The etiology of narcolepsy is unclear. The lack of orexin may be related to autoimmune disease or infectious diseases. Most patients with type 1 narcolepsy have HLA DQB1 (0602 allele), the gene complex that encodes for proteins on the surface of T cells. Additionally, some infections (most notably H1N1 influenza, as well as some vaccines for it) are associated with clusters of type 1 narcolepsy and reduced orexin levels.[15,16,17] However, measurement of cerebrospinal fluid (CSF) levels of orexin is not required to make the diagnosis of narcolepsy.
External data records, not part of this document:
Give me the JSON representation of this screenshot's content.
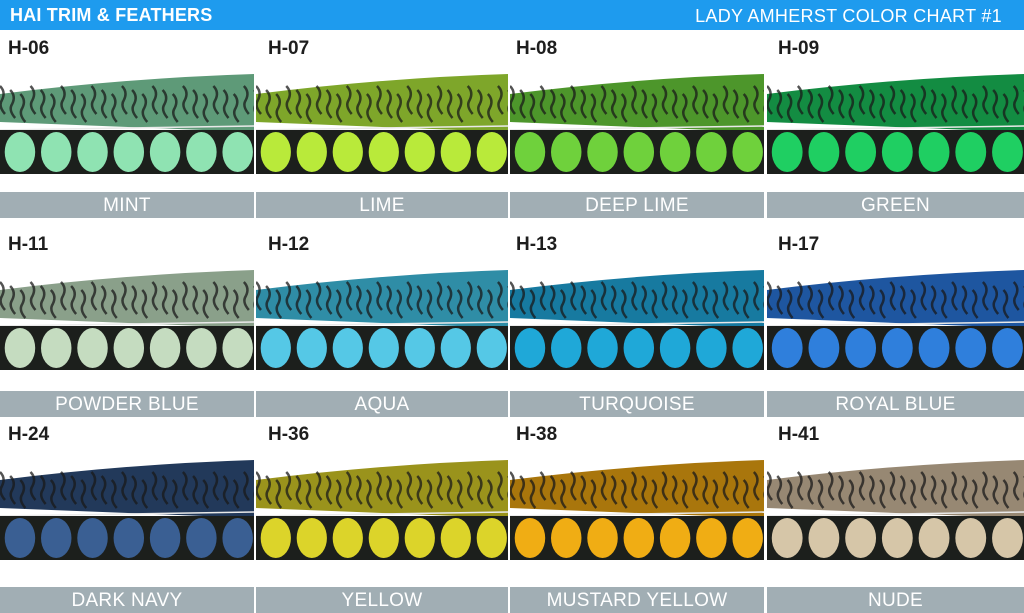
{
  "header": {
    "brand": "HAI TRIM & FEATHERS",
    "chart_title": "LADY AMHERST COLOR CHART #1"
  },
  "swatches": [
    {
      "code": "H-06",
      "name": "MINT",
      "color": "#8fe3b2",
      "dark": "#5e9a78"
    },
    {
      "code": "H-07",
      "name": "LIME",
      "color": "#b9ea3a",
      "dark": "#7ea62a"
    },
    {
      "code": "H-08",
      "name": "DEEP LIME",
      "color": "#6fd13c",
      "dark": "#4d962b"
    },
    {
      "code": "H-09",
      "name": "GREEN",
      "color": "#1fcf62",
      "dark": "#138c42"
    },
    {
      "code": "H-11",
      "name": "POWDER BLUE",
      "color": "#c5dcc0",
      "dark": "#8aa08a"
    },
    {
      "code": "H-12",
      "name": "AQUA",
      "color": "#55c8e6",
      "dark": "#2f8da6"
    },
    {
      "code": "H-13",
      "name": "TURQUOISE",
      "color": "#1fa8d8",
      "dark": "#177aa0"
    },
    {
      "code": "H-17",
      "name": "ROYAL BLUE",
      "color": "#2f7fdc",
      "dark": "#1e56a0"
    },
    {
      "code": "H-24",
      "name": "DARK NAVY",
      "color": "#3a5f93",
      "dark": "#22395a"
    },
    {
      "code": "H-36",
      "name": "YELLOW",
      "color": "#dcd42a",
      "dark": "#9a931c"
    },
    {
      "code": "H-38",
      "name": "MUSTARD YELLOW",
      "color": "#f0ad14",
      "dark": "#a9760c"
    },
    {
      "code": "H-41",
      "name": "NUDE",
      "color": "#d6c6a8",
      "dark": "#978873"
    }
  ]
}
The diagnosis of type 1 narcolepsy can be clinically made in a child with a clear history of cataplexy, EDS, and an otherwise normal neurologic examination. In the absence of cataplexy, an NPSG followed by an MSLT can be used to make the diagnosis of narcolepsy. "Secondary narcolepsy" in the setting of CNS diseases such as hypothalamic tumors or arteriovenous malformations, following cerebrovascular accidents, or in association with multiple sclerosis or Niemann-Pick disease type C has been reported, but alternative causes of narcolepsy are vanishingly rare in childhood. The primary challenge is to rule out other sleep disorders causing the EDS; as in this patient, that may be difficult.